We can achieve the same general effect by versioning the keys, dict_key->version == EXPECTED_VERSION, which would require an extra memory access to check, but wouldn't leak keys as we wouldn't need to hold a reference to EXPECTED_KEYS.

More variants of the lookup function.

The dictionary implements its internal specialization (split-keys, str-only, general) via a function pointer to the relevant lookup function.

By replacing this function pointer with a pair of enums, one for loads and one for stores, would allow additional specializations to insert out-of-line guards, and other special cases.

For example, one way to optimize builtin loads, is to replace them with constant loads, and discard the optimized code should the builtin dict change. We could implement this by specializing the store function of the builtin dict to invalidate all optimized (quickened) code should any value change.

This would leave (on 64bit machines) 6 bytes spare for a keys version, which would be plenty since we only need a version when we want to optimize, not for every change.

Remove the version number from dictionaries

The above optimizations mean that we have no use for the dict version, so we can remove it and save 8 bytes per dict.

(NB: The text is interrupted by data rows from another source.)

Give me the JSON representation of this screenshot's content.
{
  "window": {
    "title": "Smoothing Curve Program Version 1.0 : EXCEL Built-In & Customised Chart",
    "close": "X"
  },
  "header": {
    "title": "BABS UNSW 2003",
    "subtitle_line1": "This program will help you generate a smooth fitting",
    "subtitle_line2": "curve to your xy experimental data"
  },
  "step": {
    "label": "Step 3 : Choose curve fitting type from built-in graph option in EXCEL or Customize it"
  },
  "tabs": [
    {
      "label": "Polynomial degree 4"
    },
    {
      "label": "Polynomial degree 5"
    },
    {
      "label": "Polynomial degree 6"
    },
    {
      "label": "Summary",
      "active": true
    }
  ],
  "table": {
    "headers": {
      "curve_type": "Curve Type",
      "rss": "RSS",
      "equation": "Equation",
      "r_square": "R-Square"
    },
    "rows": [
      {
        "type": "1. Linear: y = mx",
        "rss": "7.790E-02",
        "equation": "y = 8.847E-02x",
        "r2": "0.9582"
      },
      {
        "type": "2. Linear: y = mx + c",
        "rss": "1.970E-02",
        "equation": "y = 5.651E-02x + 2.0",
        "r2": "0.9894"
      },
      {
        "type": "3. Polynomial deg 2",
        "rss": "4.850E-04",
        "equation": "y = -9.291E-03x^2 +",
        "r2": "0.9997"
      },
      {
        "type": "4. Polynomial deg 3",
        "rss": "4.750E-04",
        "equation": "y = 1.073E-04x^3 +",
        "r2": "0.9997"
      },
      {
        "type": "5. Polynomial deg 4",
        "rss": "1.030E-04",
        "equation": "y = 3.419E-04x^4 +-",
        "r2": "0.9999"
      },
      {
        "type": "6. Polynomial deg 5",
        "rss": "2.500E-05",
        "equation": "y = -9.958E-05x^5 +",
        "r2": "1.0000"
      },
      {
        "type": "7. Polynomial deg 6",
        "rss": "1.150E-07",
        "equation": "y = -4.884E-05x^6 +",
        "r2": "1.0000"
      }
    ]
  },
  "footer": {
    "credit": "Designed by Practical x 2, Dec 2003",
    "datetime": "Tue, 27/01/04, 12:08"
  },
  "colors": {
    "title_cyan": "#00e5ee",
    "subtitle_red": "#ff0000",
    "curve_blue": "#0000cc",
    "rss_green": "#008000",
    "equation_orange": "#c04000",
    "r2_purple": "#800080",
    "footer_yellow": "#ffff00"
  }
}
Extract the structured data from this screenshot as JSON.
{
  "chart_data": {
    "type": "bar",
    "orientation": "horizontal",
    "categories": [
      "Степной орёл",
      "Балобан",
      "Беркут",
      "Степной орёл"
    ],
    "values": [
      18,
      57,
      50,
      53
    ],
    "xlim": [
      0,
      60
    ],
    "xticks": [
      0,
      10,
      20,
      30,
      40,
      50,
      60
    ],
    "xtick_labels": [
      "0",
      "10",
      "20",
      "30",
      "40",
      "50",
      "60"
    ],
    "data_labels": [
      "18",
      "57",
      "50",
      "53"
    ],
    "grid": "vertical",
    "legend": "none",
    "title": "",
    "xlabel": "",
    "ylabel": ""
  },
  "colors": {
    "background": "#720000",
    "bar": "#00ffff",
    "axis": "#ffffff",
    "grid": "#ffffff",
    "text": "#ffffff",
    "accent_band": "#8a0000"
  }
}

LOAD_GLOBAL_BUILTIN example

By making the global's key immutable and adding the ability to de-optimize to the builtin dictionary, LOAD_GLOBAL can be specialized to the highly efficient LOAD_GLOBAL_BUILTIN:

    if (UNLIKELY(globals->keys != EXPECTED_KEYS)) {
         goto maybe_deopt_load_global_builtin; // Handles counter, etc.
    }
    saturating_increment(counter);
    INCREF(cached_value);
    PUSH(cached_value);

Not only is this about as fast as we can get without JIT compilation, it also works when there is a variable in the global dictionary.